(1.) The Lower Courts in considering the question of possession have proceeded on the footing that the plaintiff should have had adverse possession for 30 years before suit before he could acquire title to the street space encroached upon against the Municipality of Srirangam. It is clear that if he had had possession for 19 years before the Limitation Amendment Act of 1900 came into force, that possession was sufficient to have given him a clear title as against the Municipality.
(2.) On the question whether under Section 168 of the District Municipalities Act the Municipal Council was entitled to remove the projections and encroachments, even though the plaintiff had acquired full title to them and to the site on which the encroachment show, I have had serious doubts. In the case of Basawaswara Swami v. Bellary Municipal Council (1912) 23 M.L.J. 479 the Government was a party to the suit and their title was not lost. Further. the adverse title established there did not relate to the whole cubic space of the street belonging to the Municipality but only to the upper space portion situated over a drain space which still continued vested in the Municipality. An erection which has become lawful by adverse possession might still be an obstruction or encroachment so far as the drain space beneath it (such drain space coming under the definition of " street") is concerned. But where the whole entire space forming a portion of the street vested in the Municipality has been effectively occupied and acquired by adverse possession against the Municipality, the whole of such space ceases to be a street, and the original encroachment or obstruction can no longer, it seems to me, be called an encroachment or obstruction in the street, because the street space encroached upon has wholly ceased to be a street.

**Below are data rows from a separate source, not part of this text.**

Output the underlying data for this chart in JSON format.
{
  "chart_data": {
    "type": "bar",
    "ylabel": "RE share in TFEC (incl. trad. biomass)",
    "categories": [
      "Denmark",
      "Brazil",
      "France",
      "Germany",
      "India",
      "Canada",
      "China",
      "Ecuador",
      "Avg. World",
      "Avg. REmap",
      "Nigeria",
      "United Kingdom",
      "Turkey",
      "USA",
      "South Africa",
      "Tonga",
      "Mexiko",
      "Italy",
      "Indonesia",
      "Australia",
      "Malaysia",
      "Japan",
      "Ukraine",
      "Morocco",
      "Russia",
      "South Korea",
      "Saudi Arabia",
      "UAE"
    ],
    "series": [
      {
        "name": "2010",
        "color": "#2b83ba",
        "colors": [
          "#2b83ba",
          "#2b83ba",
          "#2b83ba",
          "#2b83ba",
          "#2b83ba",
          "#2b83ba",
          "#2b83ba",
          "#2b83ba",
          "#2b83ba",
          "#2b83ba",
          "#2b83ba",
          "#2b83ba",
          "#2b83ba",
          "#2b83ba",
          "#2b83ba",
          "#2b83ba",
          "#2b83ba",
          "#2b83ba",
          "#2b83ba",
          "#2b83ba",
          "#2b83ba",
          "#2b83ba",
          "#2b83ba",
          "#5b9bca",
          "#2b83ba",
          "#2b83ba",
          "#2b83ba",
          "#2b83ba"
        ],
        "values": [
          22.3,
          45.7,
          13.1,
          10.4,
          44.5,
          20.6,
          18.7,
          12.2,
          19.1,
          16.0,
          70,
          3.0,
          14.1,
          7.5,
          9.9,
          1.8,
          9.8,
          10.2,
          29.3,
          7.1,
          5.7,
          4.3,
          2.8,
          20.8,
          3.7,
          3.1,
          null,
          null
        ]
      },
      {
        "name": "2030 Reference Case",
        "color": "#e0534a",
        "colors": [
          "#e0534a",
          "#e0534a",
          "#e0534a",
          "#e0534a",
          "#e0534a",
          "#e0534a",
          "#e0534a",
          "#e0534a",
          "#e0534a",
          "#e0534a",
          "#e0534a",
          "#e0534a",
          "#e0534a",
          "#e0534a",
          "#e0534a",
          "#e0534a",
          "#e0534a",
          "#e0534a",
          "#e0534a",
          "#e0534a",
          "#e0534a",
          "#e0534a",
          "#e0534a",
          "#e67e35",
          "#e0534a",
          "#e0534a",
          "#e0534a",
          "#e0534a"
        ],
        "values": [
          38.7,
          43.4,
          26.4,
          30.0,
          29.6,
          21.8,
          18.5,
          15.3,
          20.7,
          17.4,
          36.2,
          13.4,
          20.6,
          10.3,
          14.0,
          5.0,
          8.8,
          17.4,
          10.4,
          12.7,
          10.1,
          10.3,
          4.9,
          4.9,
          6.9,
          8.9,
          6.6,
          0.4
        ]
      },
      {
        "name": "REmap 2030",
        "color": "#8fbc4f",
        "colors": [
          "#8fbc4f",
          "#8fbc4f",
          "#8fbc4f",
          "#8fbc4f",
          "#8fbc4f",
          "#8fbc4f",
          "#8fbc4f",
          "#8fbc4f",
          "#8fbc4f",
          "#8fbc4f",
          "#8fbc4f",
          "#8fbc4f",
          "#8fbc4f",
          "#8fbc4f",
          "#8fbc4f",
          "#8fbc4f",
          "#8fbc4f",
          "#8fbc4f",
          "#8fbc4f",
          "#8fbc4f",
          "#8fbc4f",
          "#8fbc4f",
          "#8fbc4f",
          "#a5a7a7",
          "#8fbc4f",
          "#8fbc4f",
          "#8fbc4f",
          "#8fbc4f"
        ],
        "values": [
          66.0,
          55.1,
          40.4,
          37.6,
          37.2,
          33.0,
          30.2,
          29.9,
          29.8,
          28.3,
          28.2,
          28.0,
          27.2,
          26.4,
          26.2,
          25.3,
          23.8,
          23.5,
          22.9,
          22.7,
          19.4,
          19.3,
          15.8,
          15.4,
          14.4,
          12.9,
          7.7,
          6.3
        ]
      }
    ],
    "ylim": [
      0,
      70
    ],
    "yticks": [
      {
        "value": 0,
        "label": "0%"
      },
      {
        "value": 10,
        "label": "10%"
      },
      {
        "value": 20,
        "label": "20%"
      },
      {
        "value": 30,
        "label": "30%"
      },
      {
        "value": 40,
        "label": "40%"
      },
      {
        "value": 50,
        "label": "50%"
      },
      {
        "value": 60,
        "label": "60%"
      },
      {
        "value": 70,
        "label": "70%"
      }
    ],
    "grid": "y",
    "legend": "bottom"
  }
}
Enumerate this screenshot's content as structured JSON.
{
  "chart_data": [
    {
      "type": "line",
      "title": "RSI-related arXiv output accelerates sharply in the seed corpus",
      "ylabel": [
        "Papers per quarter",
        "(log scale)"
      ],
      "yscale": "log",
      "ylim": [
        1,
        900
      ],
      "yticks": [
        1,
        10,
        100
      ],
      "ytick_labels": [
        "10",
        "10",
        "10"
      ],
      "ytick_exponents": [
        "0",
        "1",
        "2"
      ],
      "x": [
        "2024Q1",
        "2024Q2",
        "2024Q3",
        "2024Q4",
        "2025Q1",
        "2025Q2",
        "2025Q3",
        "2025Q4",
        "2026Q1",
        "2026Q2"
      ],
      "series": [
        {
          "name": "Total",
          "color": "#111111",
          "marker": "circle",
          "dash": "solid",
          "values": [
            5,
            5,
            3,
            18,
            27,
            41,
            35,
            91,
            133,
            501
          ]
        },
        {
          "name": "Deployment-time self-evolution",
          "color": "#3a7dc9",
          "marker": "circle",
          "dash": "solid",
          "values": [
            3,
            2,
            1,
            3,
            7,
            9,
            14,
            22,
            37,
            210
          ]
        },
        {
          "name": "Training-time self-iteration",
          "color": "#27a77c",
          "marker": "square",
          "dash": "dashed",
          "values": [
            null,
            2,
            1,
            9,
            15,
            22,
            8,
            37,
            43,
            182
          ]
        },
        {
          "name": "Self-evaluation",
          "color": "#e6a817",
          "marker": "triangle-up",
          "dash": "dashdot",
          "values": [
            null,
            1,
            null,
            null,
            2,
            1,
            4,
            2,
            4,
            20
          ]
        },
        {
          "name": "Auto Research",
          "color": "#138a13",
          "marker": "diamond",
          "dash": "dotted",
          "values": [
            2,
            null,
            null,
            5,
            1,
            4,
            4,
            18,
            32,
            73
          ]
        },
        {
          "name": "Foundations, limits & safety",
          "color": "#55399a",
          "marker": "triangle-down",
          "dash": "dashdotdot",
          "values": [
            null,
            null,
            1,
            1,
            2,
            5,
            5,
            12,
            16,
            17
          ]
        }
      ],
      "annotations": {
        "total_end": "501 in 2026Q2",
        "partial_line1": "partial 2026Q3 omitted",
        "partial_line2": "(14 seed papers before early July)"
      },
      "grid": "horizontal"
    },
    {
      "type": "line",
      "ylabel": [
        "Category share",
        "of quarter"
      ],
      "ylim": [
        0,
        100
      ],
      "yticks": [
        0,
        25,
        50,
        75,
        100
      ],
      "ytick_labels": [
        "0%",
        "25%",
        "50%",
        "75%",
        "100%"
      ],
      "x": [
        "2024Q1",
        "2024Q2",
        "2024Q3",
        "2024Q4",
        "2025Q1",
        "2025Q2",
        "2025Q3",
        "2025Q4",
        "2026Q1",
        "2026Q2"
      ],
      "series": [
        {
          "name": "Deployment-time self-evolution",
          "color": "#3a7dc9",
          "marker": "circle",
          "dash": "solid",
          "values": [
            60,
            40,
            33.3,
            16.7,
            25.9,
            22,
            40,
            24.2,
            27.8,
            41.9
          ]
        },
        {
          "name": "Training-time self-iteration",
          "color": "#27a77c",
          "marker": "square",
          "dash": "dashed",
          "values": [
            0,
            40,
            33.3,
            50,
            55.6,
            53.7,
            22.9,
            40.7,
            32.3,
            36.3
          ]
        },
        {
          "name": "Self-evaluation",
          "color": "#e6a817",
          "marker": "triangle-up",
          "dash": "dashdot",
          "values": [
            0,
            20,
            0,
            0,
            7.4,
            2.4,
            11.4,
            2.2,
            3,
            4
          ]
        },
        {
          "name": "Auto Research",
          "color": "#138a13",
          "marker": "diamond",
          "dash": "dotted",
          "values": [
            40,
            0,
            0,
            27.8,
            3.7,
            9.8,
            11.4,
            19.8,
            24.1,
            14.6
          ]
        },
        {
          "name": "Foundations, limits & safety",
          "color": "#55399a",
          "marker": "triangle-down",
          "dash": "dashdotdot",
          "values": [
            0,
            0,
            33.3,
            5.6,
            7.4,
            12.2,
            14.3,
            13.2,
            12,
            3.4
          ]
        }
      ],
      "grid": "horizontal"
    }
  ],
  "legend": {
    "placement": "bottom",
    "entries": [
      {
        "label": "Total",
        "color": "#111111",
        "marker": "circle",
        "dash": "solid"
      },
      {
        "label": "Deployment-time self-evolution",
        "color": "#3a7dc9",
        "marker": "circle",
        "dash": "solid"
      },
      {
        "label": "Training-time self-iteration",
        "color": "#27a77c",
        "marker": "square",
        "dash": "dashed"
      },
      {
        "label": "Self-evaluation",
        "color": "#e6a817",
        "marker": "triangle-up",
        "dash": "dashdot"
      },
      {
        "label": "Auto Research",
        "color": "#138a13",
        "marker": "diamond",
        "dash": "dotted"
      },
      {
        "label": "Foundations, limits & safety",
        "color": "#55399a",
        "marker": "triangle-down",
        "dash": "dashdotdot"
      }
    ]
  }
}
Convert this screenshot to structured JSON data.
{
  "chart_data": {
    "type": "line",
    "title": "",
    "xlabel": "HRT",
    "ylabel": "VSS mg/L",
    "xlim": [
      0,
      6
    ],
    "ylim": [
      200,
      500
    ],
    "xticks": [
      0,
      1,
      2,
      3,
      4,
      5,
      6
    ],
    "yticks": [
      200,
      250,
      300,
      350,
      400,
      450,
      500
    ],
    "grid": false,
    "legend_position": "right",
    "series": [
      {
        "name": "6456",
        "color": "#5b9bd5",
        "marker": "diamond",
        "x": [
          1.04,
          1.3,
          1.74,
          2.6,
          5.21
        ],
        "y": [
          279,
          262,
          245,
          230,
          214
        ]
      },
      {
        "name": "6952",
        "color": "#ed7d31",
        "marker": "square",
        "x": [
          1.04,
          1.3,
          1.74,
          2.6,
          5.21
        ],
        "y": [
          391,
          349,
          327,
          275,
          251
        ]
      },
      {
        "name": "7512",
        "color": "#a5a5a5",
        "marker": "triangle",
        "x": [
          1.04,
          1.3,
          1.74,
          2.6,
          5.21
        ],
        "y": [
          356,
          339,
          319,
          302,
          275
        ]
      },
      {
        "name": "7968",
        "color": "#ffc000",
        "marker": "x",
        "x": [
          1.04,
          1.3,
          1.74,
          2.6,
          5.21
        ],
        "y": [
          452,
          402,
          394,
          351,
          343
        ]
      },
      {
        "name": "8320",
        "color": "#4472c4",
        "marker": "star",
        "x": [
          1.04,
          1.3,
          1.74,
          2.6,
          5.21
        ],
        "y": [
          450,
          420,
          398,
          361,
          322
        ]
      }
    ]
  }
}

(3.) I would distinguish the present case from Basweswara Swami v. Bellary Municipal Council (1912) 23 M.L.J. 479 on this ground, though I must admit that the observations in the judgments delivered in that case (especially that of my learned brother Sundara Aiyar J.) are put on the broad ground that the acquisition of title by adverse possession and the loss of title in the Municipality has nothing to do with the Municipality s power under Section 168 to remove encroachments because Clause (3) of Section 168 provides for compensation for the removal of lawful encroachments by the Municipality. I might, however, be permitted to remark that Clause (3) relates only to encroachments lawfully made (evidently licence) under Section 67 and not to encroachments which were unlawful when made but the title to the space covered by which encroachments have become indefeasible by adverse possession.